Last, I searched a more ubiquitous search: porn. What percentage of web traffic pornography represents is contentious, but suffice it to say it’s common enough. And I wanted to see how Cuil’s picture-based interface handles smutty material. Even with Google’s default “Moderate SafeSearch” setting, you get what you expect: “Porn,” “Free XXX Porn,” “PORN.COM,” and so on. There are no overtly explicit descriptions; Google’s inert blue hyperlinks mask the smut at the other end of a mouse click. Turn SafeSearch off, and the results change surprisingly little—“penis” is as explicit as the first page gets. The Safe Search button is conveniently in the upper right corner on Cuil, and the high-minded results are great for a laugh. PBS, the noted purveyor of pornography, is first—Frontline did a show about the porn industry—and a skittish review of Jenna Jameson’s autobiography is second (sixth?), mysteriously paired with a small graphic reading “My Success in Scientology.” A nearby picture (Mike Tyson with Crocodile Dundee?) is strange, but blessedly not explicit. Turning Cuil’s Safe Search off changes surprisingly little—Frontline, Iron Mike and a bunch of Wired articles still populate the first page, and you have to click to the third page to get Carmen Electra in her bra, which hardly registers as out of the ordinary. Pesky concerns about “context” and “relevancy” are probably going to keep impatient teenagers from appreciating Cuil’s fresh approach.

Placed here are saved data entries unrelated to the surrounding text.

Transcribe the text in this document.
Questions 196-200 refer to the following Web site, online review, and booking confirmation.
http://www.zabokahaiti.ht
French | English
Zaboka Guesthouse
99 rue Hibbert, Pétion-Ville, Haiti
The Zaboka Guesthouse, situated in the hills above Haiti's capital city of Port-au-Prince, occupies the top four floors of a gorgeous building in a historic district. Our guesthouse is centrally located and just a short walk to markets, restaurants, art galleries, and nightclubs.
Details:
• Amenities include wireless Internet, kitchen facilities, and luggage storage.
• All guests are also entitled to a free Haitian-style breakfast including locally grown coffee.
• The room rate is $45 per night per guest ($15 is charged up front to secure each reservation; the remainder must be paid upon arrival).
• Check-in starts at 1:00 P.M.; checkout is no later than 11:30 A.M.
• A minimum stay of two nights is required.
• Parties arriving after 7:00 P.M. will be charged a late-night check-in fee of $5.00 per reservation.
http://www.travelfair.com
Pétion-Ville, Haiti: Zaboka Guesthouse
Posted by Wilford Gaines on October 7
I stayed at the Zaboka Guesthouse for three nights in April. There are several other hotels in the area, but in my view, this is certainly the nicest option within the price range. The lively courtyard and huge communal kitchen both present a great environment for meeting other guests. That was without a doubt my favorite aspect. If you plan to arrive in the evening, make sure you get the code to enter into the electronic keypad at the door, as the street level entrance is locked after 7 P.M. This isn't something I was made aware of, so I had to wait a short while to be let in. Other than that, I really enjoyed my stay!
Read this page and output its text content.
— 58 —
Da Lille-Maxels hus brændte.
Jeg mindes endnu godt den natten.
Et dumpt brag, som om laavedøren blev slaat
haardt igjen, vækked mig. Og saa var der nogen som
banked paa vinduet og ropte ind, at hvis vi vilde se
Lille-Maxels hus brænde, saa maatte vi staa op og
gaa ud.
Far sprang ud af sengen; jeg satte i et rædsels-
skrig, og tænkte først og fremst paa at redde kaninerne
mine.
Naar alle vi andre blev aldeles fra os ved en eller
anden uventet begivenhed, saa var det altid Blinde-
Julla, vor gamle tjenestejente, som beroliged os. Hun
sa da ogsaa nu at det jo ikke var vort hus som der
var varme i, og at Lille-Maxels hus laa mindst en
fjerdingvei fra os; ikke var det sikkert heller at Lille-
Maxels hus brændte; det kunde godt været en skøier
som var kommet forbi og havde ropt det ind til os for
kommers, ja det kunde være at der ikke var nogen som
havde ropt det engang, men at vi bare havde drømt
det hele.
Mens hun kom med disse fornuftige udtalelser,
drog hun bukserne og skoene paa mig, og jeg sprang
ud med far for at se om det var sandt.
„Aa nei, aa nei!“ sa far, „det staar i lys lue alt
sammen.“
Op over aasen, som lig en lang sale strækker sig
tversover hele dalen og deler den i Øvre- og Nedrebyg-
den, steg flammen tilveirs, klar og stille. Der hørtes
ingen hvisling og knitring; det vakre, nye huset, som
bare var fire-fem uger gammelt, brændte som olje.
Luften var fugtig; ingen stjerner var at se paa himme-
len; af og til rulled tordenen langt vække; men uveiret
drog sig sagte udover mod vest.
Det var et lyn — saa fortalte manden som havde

So can Cuil challenge the hegemonic power of Google? Doubtful. If Carr’s hypothesis that search engines are rewiring our brains is true, then perhaps my rewiring is Google-specific. I dig the minimal, strangely retro interface, and I even like that it follows my search history. I like the Trends page that tells me, along with other arcana, that I do most of my searches between two and three p.m. This is not to say the rebels at Cuil aren’t doing something interesting. Searching for proper names benefits from Cuil’s analysis for relevancy and context, privacy concerns are minimized, and Cuil’s simplicity—it’s a search engine, nothing else—shows how often searching on Google leads you back to content on Google. Cuil is showing, for the first time since Google came to power, that there are different ways to search the Web.
But really, the best we can hope for is that some of Cuil’s ideas make Google even smarter and better able to satisfy our voracity for information. There is always room to think differently about search engines, and Cuil’s challenge to Google is far more productive than fretting about how search engines are changing our brains. The change is underway, and it’s my hope that the search engine can continue to be a benefit to our unabashedly consumer culture, can help us become more intelligent consumers not just of objects, but also of knowledge.